Matthew Shelley, a deputy director at the Ministry of Justice, told an all-party parliamentary group on legal aid yesterday that his team will aim to finalise its 'staff assessment' of what has happened since the Legal Aid, Sentencing and Punishment of Offenders Act came into force in April 2013, by the end of the year. Pressed for further timetable details by Labour MP Andy Slaughter, Shelley said he could not commit to a specific day for when the report will be released.
Shelley told the meeting his team will review what has happened since LASPO across 34 reform areas, and 'we will also need to look at where we go from here'.
The team already has over 100 pieces of literature in its caseload of material, which continues to arrive 'thick and fast'. Shelley assured the meeting that officials will look at reports published by the Low and Bach commissions, as well as research by the Law Society. An independent strategic review of legal aid in Scotland will also be considered.
On Monday officials led a 'consultative group' meeting to discuss criminal justice. Discussions on family justice and the advice sector will take place today, and civil justice on Friday. A second round of meetings will take place before the summer recess, and a third in September or October.
However, Nicola Mackintosh QC (Hon), sole principal of London firm Mackintosh Law, which advises disabled clients on mental capacity and community care, told Shelley that the meetings provide insufficient time 'to cover what are very complicated areas of law'.
Inviting input from everyone in the room, Shelley warned that the 'only way I can make a convincing argument to our ministerial team is if we have got something proposing something we need to do to address some of these areas. The answer cannot be simply putting money back into the system and reversing the reforms'.
Earlier, the meeting heard concerns about an advice 'desert' emerging in family law. Olive Craig, family law adviser for Rights of Women, a charity which helps women through the law, said there were areas where no providers had successfully obtained a family law legal aid contract.

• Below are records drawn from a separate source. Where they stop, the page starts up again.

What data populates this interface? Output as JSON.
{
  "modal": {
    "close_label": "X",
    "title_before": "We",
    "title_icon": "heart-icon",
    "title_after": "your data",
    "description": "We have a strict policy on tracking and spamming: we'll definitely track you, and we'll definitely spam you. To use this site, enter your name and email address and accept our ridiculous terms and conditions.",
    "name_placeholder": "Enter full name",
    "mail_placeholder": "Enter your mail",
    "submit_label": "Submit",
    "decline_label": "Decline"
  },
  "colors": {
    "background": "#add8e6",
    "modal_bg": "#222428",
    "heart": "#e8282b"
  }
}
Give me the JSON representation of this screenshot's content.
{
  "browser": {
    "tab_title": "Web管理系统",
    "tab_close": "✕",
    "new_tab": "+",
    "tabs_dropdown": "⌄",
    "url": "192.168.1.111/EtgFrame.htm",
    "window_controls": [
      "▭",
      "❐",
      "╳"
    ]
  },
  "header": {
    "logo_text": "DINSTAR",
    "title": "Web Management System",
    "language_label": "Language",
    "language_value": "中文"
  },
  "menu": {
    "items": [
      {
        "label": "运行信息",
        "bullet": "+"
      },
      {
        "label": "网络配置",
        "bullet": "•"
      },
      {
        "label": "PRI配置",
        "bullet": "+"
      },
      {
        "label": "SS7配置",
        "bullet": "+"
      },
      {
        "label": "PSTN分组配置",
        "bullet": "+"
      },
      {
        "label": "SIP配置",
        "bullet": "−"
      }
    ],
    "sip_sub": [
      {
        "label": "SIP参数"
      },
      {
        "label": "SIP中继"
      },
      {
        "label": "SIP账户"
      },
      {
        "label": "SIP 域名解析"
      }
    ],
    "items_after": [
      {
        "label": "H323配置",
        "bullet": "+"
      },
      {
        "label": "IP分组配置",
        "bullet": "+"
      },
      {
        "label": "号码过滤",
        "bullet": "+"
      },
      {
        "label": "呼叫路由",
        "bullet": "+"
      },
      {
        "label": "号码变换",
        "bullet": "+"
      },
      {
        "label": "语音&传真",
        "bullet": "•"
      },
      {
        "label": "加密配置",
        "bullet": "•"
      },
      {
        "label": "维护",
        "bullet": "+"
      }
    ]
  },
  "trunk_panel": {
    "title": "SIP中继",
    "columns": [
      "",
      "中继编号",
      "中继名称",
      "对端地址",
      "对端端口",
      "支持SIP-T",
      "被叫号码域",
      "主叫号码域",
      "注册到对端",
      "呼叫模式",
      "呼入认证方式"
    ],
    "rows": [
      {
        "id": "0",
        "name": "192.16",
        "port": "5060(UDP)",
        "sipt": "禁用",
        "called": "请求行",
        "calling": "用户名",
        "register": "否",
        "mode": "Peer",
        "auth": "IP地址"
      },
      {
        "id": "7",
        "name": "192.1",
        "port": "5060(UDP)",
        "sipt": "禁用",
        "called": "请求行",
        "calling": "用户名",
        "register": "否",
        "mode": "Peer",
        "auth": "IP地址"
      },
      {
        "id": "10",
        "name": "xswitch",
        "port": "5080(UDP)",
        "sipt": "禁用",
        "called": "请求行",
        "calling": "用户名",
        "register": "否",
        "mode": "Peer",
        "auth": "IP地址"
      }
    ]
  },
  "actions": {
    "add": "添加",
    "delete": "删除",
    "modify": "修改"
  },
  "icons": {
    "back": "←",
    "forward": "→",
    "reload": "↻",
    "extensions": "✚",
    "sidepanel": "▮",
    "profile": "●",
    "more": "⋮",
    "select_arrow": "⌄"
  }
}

Rights of Women, with the support of the Law Society, successfully fought rules introduced in April 2013 that required domestic violence victims to provide a prescribed form of evidence to apply for family law legal aid. However, Olive Craig said the means test continues to be 'far too complex'. Prison law specialist Simon Creighton, founding partner of London firm Bhatt Murphy, said exceptional case funding was 'impossible' for prisoners, who cannot access the internet and obtain the relevant forms.
Garden Court Chambers barrister Jo Cecil said criminal barristers currently taking action in protest at legal aid reforms want to have a ‘constructive dialogue’ with the ministry. However, ‘in the alternative, one has to anticipate an escalation in the type of action undertaken’, she warned.
A 'vigil for justice' will take place outside the ministry's London headquarters at 7pm.